Granell, Francesc. (2002) The FTAA, the United States and Europe. Jean Monnet/Robert Schuman Paper Series, Vol. 1 No. 6, September 2002. [Working Paper]
Abstract
The wrongly named Third Summit of the Americas held in Quebec from April 21-22, 2001, with the attendance of President George W. Bush and the leaders of 33 Latin American and Caribbean countries has served to reaffirm the project of a Free Trade Area of the Americas (FTAA), launched by Presidents Johnson in 1967, and continued by George Herbert Walker Bush (father of the current president) in 1989. However, project negotiations only began during the Clinton administration, starting with the so called first Summit of the Americas, held in Miami in December 1994. Unlike previous projects, the FTAA stems from the U.S. offer to the democratic countries of the western hemisphere (Cuba is not included) to attain greater access to the North American market in exchange for accepting the regulations and political and technical conditions that are already currently in force in the context of the North American Free Trade Agreement (NAFTA: the USA, Canada and Mexico).
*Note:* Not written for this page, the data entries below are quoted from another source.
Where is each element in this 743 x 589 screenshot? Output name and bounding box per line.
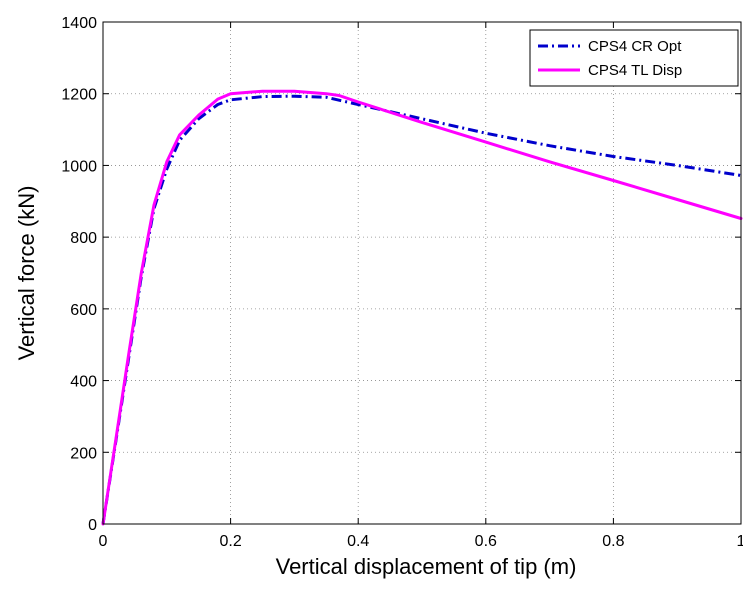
series-line-cps4-tl-disp: [101, 89, 743, 526]
y-tick-label: 0: [88, 517, 97, 534]
x-tick-label: 0.4: [347, 533, 369, 550]
y-tick-label: 1200: [61, 87, 97, 104]
x-tick-label: 1: [737, 533, 743, 550]
x-tick-label: 0: [99, 533, 108, 550]
series-line-cps4-cr-opt: [101, 94, 742, 525]
x-tick-label: 0.6: [475, 533, 497, 550]
x-axis-title: Vertical displacement of tip (m): [276, 554, 577, 579]
legend-label: CPS4 CR Opt: [588, 38, 682, 55]
y-tick-label: 600: [70, 302, 97, 319]
y-axis-title: Vertical force (kN): [14, 186, 39, 361]
series-layer: [101, 89, 743, 526]
plot-frame: [102, 21, 742, 525]
tick-layer: 0 0.2 0.4 0.6 0.8 1 0 200 400 600 800 1000 1200 1400: [61, 15, 743, 550]
legend-label: CPS4 TL Disp: [588, 62, 682, 79]
y-tick-label: 200: [70, 445, 97, 462]
legend-box: [529, 29, 739, 87]
legend: CPS4 CR Opt CPS4 TL Disp: [529, 29, 739, 87]
x-tick-label: 0.2: [219, 533, 241, 550]
y-tick-label: 1400: [61, 15, 97, 32]
y-tick-label: 400: [70, 374, 97, 391]
x-tick-label: 0.8: [602, 533, 624, 550]
grid-layer: [103, 22, 741, 524]
y-tick-label: 1000: [61, 158, 97, 175]
y-tick-label: 800: [70, 230, 97, 247]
The FTAA can be considered a second generation integration scheme, not limited to the mere elimination of customs tariffs, but extended to questions regarding democracy and good government, liberalization of economic reforms, competition, the opening of foreign sectors, and adoption of common technical regulations. In a certain sense it can be said that the FTAA is more like the common market driven by the Single European Act (obviously without any design of a Common External Tariff) than the initial schemes of the European Economic Community of the 1957 Treaty of Rome or of the European Free Trade Association resulting from the 1960 Stockholm Treaty. They have spent forty years, not in vain, to know today, that the non-tariff obstacles, more than the tariffs themselves, are the ones that prevent trade.